St. HOPE Public School 7 Elementary in Sacramento used some of its stimulus funds to buy laptops for students. Photo by Miguel Gutierrez Jr., CalMatters

(CALMATTERS) – As the spread of misinformation and disinformation continues, California schools are gearing up to get the next generation ready, explains CalMatters’ education reporter Carolyn Jones.

Gov. Gavin Newsom last month signed Assembly Bill 873, which requires that, starting Jan. 1, all K-12 students learn media literacy skills, such as recognizing fake news and thinking critically about what they see on the internet.

It won’t be a standalone class, but instead will be woven into existing classes and lessons throughout the school year.
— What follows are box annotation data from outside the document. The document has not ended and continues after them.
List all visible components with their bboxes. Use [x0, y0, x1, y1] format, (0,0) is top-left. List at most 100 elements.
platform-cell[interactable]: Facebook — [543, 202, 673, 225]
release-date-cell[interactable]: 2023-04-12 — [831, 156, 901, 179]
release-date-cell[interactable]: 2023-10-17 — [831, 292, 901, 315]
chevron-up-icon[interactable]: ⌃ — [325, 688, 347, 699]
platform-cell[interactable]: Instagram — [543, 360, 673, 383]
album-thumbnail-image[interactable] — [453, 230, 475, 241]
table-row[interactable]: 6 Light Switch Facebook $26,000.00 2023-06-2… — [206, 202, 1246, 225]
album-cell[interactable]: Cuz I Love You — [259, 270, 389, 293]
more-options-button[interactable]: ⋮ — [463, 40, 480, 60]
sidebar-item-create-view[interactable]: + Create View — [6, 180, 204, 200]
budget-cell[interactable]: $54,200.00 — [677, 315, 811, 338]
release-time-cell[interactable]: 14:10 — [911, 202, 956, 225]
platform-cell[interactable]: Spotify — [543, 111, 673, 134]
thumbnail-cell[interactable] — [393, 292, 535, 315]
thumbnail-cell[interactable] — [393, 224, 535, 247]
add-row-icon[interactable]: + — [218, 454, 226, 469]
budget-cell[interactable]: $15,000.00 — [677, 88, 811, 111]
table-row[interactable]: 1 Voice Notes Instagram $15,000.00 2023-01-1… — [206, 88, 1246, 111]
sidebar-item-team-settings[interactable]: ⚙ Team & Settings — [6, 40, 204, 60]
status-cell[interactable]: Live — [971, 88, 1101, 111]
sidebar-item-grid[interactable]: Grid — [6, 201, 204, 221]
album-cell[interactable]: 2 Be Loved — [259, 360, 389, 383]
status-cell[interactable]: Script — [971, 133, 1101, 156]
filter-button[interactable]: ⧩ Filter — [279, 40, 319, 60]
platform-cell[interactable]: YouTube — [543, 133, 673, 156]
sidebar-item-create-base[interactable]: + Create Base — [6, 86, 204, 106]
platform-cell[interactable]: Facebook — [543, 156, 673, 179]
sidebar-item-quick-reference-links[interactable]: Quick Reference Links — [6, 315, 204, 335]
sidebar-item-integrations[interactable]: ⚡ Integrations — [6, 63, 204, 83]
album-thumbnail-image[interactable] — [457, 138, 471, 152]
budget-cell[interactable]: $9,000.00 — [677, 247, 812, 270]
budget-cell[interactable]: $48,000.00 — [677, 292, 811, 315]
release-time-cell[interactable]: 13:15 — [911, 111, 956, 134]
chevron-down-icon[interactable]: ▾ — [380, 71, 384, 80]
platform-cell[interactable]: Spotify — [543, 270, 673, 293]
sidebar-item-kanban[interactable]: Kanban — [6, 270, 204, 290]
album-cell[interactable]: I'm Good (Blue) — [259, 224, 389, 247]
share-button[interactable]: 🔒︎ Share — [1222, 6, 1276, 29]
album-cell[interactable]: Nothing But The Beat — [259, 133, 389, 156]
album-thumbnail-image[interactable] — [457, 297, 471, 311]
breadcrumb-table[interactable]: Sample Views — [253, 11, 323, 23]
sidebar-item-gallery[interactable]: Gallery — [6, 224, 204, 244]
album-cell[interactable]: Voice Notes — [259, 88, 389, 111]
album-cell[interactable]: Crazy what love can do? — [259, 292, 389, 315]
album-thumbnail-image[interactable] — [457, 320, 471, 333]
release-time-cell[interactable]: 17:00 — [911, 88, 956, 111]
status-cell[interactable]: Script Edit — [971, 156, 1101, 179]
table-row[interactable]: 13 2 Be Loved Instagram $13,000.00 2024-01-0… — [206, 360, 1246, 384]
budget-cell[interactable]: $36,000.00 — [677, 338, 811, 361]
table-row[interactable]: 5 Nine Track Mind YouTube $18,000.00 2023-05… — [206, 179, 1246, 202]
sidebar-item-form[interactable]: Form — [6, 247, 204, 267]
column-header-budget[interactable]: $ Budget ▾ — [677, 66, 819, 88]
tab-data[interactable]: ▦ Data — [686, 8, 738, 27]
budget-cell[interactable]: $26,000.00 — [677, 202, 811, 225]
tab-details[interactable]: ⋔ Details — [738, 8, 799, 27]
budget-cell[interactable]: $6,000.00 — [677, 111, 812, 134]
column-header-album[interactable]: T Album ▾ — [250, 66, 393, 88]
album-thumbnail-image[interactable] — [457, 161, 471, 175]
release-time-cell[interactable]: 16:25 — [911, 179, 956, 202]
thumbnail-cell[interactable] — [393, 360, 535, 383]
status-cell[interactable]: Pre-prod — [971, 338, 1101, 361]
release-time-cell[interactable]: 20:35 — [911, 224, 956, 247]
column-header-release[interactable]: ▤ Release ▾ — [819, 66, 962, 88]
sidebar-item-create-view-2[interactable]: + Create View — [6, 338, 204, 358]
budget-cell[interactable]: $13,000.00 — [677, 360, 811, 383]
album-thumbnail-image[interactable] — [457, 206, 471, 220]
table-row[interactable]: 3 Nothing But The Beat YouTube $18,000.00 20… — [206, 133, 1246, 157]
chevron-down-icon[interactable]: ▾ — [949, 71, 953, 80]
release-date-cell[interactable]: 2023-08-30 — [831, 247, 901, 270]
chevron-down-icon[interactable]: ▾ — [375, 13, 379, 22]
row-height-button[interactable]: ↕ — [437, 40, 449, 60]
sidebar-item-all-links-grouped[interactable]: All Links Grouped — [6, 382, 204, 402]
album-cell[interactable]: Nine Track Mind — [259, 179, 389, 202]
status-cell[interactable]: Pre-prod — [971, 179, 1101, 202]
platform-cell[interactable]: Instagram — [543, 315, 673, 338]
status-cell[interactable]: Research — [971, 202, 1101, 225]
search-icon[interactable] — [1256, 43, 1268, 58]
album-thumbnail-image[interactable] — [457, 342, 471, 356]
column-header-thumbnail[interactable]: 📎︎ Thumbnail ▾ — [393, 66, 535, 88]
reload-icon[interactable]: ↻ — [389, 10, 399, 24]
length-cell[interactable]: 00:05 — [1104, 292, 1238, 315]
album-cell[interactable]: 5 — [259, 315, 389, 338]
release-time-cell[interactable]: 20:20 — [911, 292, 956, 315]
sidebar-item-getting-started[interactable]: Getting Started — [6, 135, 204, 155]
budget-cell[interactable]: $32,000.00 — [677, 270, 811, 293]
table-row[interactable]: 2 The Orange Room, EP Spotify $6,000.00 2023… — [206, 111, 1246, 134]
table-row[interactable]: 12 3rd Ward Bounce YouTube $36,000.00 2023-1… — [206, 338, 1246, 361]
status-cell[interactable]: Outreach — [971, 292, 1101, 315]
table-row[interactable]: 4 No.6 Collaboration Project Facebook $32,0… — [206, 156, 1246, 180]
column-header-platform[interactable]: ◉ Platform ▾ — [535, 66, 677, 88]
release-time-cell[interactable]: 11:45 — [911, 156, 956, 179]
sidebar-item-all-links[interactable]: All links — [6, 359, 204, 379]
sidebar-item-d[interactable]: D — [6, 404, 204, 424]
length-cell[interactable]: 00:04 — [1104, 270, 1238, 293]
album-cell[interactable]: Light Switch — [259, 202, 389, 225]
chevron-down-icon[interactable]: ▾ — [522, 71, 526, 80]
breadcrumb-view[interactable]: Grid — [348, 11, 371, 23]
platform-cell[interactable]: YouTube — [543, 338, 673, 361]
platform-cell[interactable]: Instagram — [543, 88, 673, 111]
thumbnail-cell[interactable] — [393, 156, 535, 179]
The new law comes amid rising public distrust in the media, especially among young people. A 2022 Pew Research Center survey found that adults under age 30 are nearly as likely to believe information on social media as they are from national news outlets.

Advocates say media literacy can help change that, by teaching students how to recognize reliable news sources and the crucial role that media plays in a democracy.

“The increase in Holocaust denial, climate change denial, conspiracy theories getting a foothold, and now AI … all this shows how important media literacy is for our democracy right now.”

Jennifer Ormsby, library services manager for L.A. County’s Office of Education

But the new law falls short of recommendations from Media Literacy Now, a nonprofit research and advocacy organization. It doesn’t include funding to train teachers, an advisory committee, input from librarians, surveys or a way to monitor the law’s effectiveness.

Assemblymember Marc Berman, a Democrat from Palo Alto who authored the new law, said keeping it simple was key to getting it passed and implemented quickly, and that those features can be implemented later.